Tricky Business
Corporate executives might have a lot to learn from government leaders.
After Jim Collins released his best-selling business book Good to Great: Why Some Companies Make the Leap . . . and Others Don't (HarperCollins, 2001), he was surprised to discover that at least a third of the people who bought his how-to manual on business improvement were not corporate people, but managers and executives working in government and nonprofit organizations.
Over the past four years, Collins has turned his attention to government and nonprofits, intrigued by the far more complex challenges that leaders of agencies face when they are not driven by the profit motive. This winter, he issued a monograph titled "Good to Great and the Social Sectors" (available at online bookstores), which explores the differences between leadership in the for-profit and not-for-profit worlds.
"We must reject the idea-well-intentioned, but dead wrong-that the primary path to greatness in the social sectors is to become 'more like a business,' " Collins writes in his 35-page report-a somewhat stunning revelation coming from someone with a history of analyzing private businesses. In interviews and discussions with about 100 government and not-for-profit leaders, Collins discovered that being a leader in government is harder than being a business executive. He is not surprised that so many business executives fail when they enter the public sector.
"Whether they answer to a nonprofit board composed of prominent citizens, an elected school board, a governmental oversight mechanism, a set of trustees, a democratic religious congregation, an elected membership association or any number of other species of governance, social sector leaders face a complex and diffuse power map," Collins writes. "Most non-business leaders simply do not have the concentrated decision power of a business CEO."
He points to Frances Hesselbein, former CEO of Girl Scouts of the USA, as a leader who understood the different power structure facing a not-for-profit leader. Whereas a business executive would describe himself as at the top of a power structure, Hesselbein arrayed plates, cups and saucers on a table, connecting them by forks, knives and spoons. She saw herself as one cup in a network of dishware, not as the person on top of an organizational chart. She couldn't just order people to do things, she had to persuade them.
Collins has thus come up with the idea that there are two types of leadership skill: executive and legislative. While most business leaders can rely primarily on executive skill (ordering people to act), government and not-for-profit leaders must rely more on legislative skill to achieve greatness for their organizations. "Legislative leadership relies more upon persuasion, political currency and shared interests to create the conditions for the right decisions to happen," Collins writes. He theorizes that both types are important for all leaders, but executive leadership alone won't work in the social sectors.

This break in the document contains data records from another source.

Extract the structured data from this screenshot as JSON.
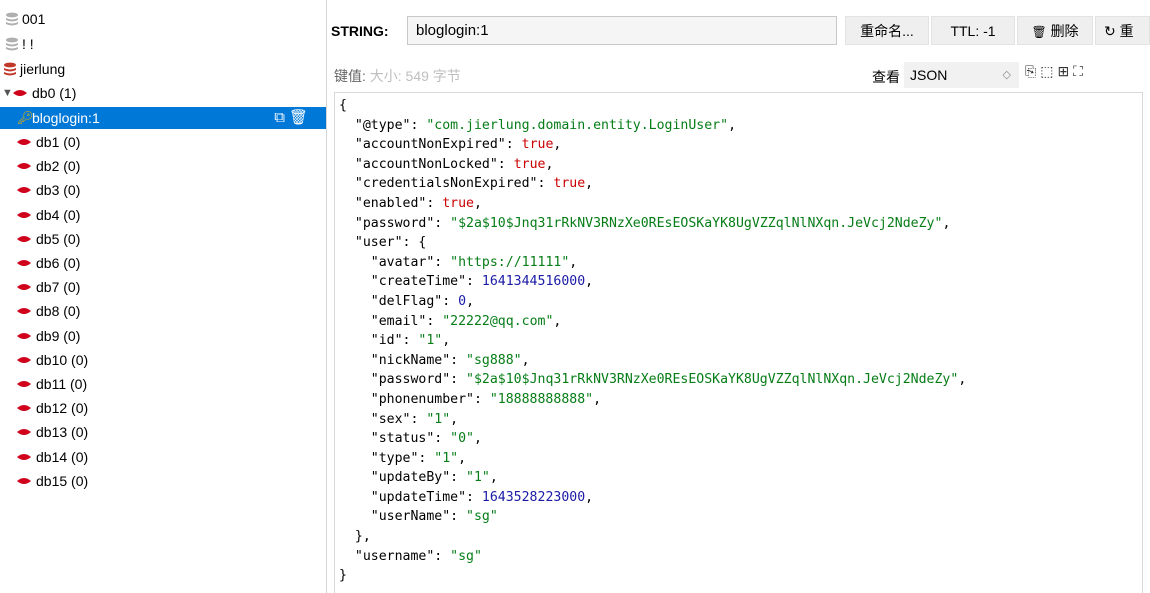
{
  "tree": {
    "connections": [
      {
        "label": "001"
      },
      {
        "label": "! !"
      },
      {
        "label": "jierlung"
      }
    ],
    "selected_key": "bloglogin:1",
    "databases": [
      {
        "label": "db0",
        "count": "(1)"
      },
      {
        "label": "db1",
        "count": "(0)"
      },
      {
        "label": "db2",
        "count": "(0)"
      },
      {
        "label": "db3",
        "count": "(0)"
      },
      {
        "label": "db4",
        "count": "(0)"
      },
      {
        "label": "db5",
        "count": "(0)"
      },
      {
        "label": "db6",
        "count": "(0)"
      },
      {
        "label": "db7",
        "count": "(0)"
      },
      {
        "label": "db8",
        "count": "(0)"
      },
      {
        "label": "db9",
        "count": "(0)"
      },
      {
        "label": "db10",
        "count": "(0)"
      },
      {
        "label": "db11",
        "count": "(0)"
      },
      {
        "label": "db12",
        "count": "(0)"
      },
      {
        "label": "db13",
        "count": "(0)"
      },
      {
        "label": "db14",
        "count": "(0)"
      },
      {
        "label": "db15",
        "count": "(0)"
      }
    ],
    "icons": {
      "server": "server-stack-icon",
      "db": "database-icon",
      "key": "key-icon",
      "copy": "copy-icon",
      "delete": "trash-icon"
    },
    "colors": {
      "db_red": "#d0021b",
      "server_red": "#c0392b",
      "server_gray": "#aaaaaa",
      "selected_bg": "#0078d7",
      "key_yellow": "#f5b400"
    }
  },
  "detail": {
    "type_label": "STRING:",
    "key_value": "bloglogin:1",
    "rename_label": "重命名...",
    "ttl_label": "TTL:  -1",
    "delete_label": "删除",
    "reload_label": "重",
    "meta_prefix": "键值:",
    "meta_size": "大小: 549 字节",
    "view_label": "查看",
    "format_value": "JSON"
  },
  "json_lines": [
    [
      [
        "k",
        "{"
      ]
    ],
    [
      [
        "k",
        "  "
      ],
      [
        "k",
        "\"@type\": "
      ],
      [
        "s",
        "\"com.jierlung.domain.entity.LoginUser\""
      ],
      [
        "k",
        ","
      ]
    ],
    [
      [
        "k",
        "  "
      ],
      [
        "k",
        "\"accountNonExpired\": "
      ],
      [
        "b",
        "true"
      ],
      [
        "k",
        ","
      ]
    ],
    [
      [
        "k",
        "  "
      ],
      [
        "k",
        "\"accountNonLocked\": "
      ],
      [
        "b",
        "true"
      ],
      [
        "k",
        ","
      ]
    ],
    [
      [
        "k",
        "  "
      ],
      [
        "k",
        "\"credentialsNonExpired\": "
      ],
      [
        "b",
        "true"
      ],
      [
        "k",
        ","
      ]
    ],
    [
      [
        "k",
        "  "
      ],
      [
        "k",
        "\"enabled\": "
      ],
      [
        "b",
        "true"
      ],
      [
        "k",
        ","
      ]
    ],
    [
      [
        "k",
        "  "
      ],
      [
        "k",
        "\"password\": "
      ],
      [
        "s",
        "\"$2a$10$Jnq31rRkNV3RNzXe0REsEOSKaYK8UgVZZqlNlNXqn.JeVcj2NdeZy\""
      ],
      [
        "k",
        ","
      ]
    ],
    [
      [
        "k",
        "  "
      ],
      [
        "k",
        "\"user\": {"
      ]
    ],
    [
      [
        "k",
        "    "
      ],
      [
        "k",
        "\"avatar\": "
      ],
      [
        "s",
        "\"https://11111\""
      ],
      [
        "k",
        ","
      ]
    ],
    [
      [
        "k",
        "    "
      ],
      [
        "k",
        "\"createTime\": "
      ],
      [
        "n",
        "1641344516000"
      ],
      [
        "k",
        ","
      ]
    ],
    [
      [
        "k",
        "    "
      ],
      [
        "k",
        "\"delFlag\": "
      ],
      [
        "n",
        "0"
      ],
      [
        "k",
        ","
      ]
    ],
    [
      [
        "k",
        "    "
      ],
      [
        "k",
        "\"email\": "
      ],
      [
        "s",
        "\"22222@qq.com\""
      ],
      [
        "k",
        ","
      ]
    ],
    [
      [
        "k",
        "    "
      ],
      [
        "k",
        "\"id\": "
      ],
      [
        "s",
        "\"1\""
      ],
      [
        "k",
        ","
      ]
    ],
    [
      [
        "k",
        "    "
      ],
      [
        "k",
        "\"nickName\": "
      ],
      [
        "s",
        "\"sg888\""
      ],
      [
        "k",
        ","
      ]
    ],
    [
      [
        "k",
        "    "
      ],
      [
        "k",
        "\"password\": "
      ],
      [
        "s",
        "\"$2a$10$Jnq31rRkNV3RNzXe0REsEOSKaYK8UgVZZqlNlNXqn.JeVcj2NdeZy\""
      ],
      [
        "k",
        ","
      ]
    ],
    [
      [
        "k",
        "    "
      ],
      [
        "k",
        "\"phonenumber\": "
      ],
      [
        "s",
        "\"18888888888\""
      ],
      [
        "k",
        ","
      ]
    ],
    [
      [
        "k",
        "    "
      ],
      [
        "k",
        "\"sex\": "
      ],
      [
        "s",
        "\"1\""
      ],
      [
        "k",
        ","
      ]
    ],
    [
      [
        "k",
        "    "
      ],
      [
        "k",
        "\"status\": "
      ],
      [
        "s",
        "\"0\""
      ],
      [
        "k",
        ","
      ]
    ],
    [
      [
        "k",
        "    "
      ],
      [
        "k",
        "\"type\": "
      ],
      [
        "s",
        "\"1\""
      ],
      [
        "k",
        ","
      ]
    ],
    [
      [
        "k",
        "    "
      ],
      [
        "k",
        "\"updateBy\": "
      ],
      [
        "s",
        "\"1\""
      ],
      [
        "k",
        ","
      ]
    ],
    [
      [
        "k",
        "    "
      ],
      [
        "k",
        "\"updateTime\": "
      ],
      [
        "n",
        "1643528223000"
      ],
      [
        "k",
        ","
      ]
    ],
    [
      [
        "k",
        "    "
      ],
      [
        "k",
        "\"userName\": "
      ],
      [
        "s",
        "\"sg\""
      ]
    ],
    [
      [
        "k",
        "  "
      ],
      [
        "k",
        "},"
      ]
    ],
    [
      [
        "k",
        "  "
      ],
      [
        "k",
        "\"username\": "
      ],
      [
        "s",
        "\"sg\""
      ]
    ],
    [
      [
        "k",
        "}"
      ]
    ]
  ]
}
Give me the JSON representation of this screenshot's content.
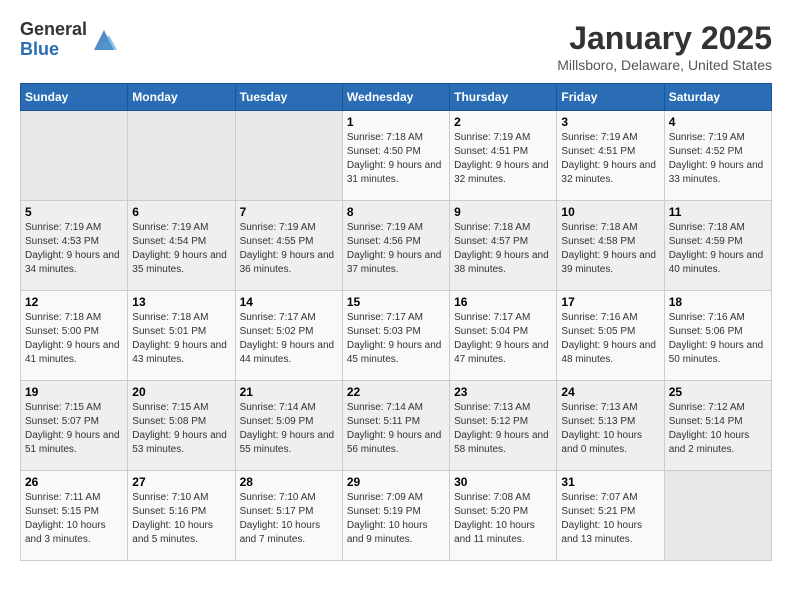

In fact, Collins further speculates that in an increasingly complex world-with a highly mobile workforce, more and more environmental and consumer group interest in corporate operations, and other changes-it might be that business leaders can learn a lot from their not-for-profit counterparts, rather than the other way around.
Collins is impressed by the caliber of leaders in the government and not-for-profit worlds. "There's this idea that somehow there are better leaders in the business sector and they need to come in and show folks in government or education how to lead or how to run an organization," he says. "I am now very skeptical of that idea." In fact, given the choice between a successful Fortune 500 corporate CEO and the successful budget director for a large state, Collins says he would probably choose the budget director to lead a project. "We ought to be open-minded to the idea that maybe our best business leaders may have been trained in non-business environments," he says.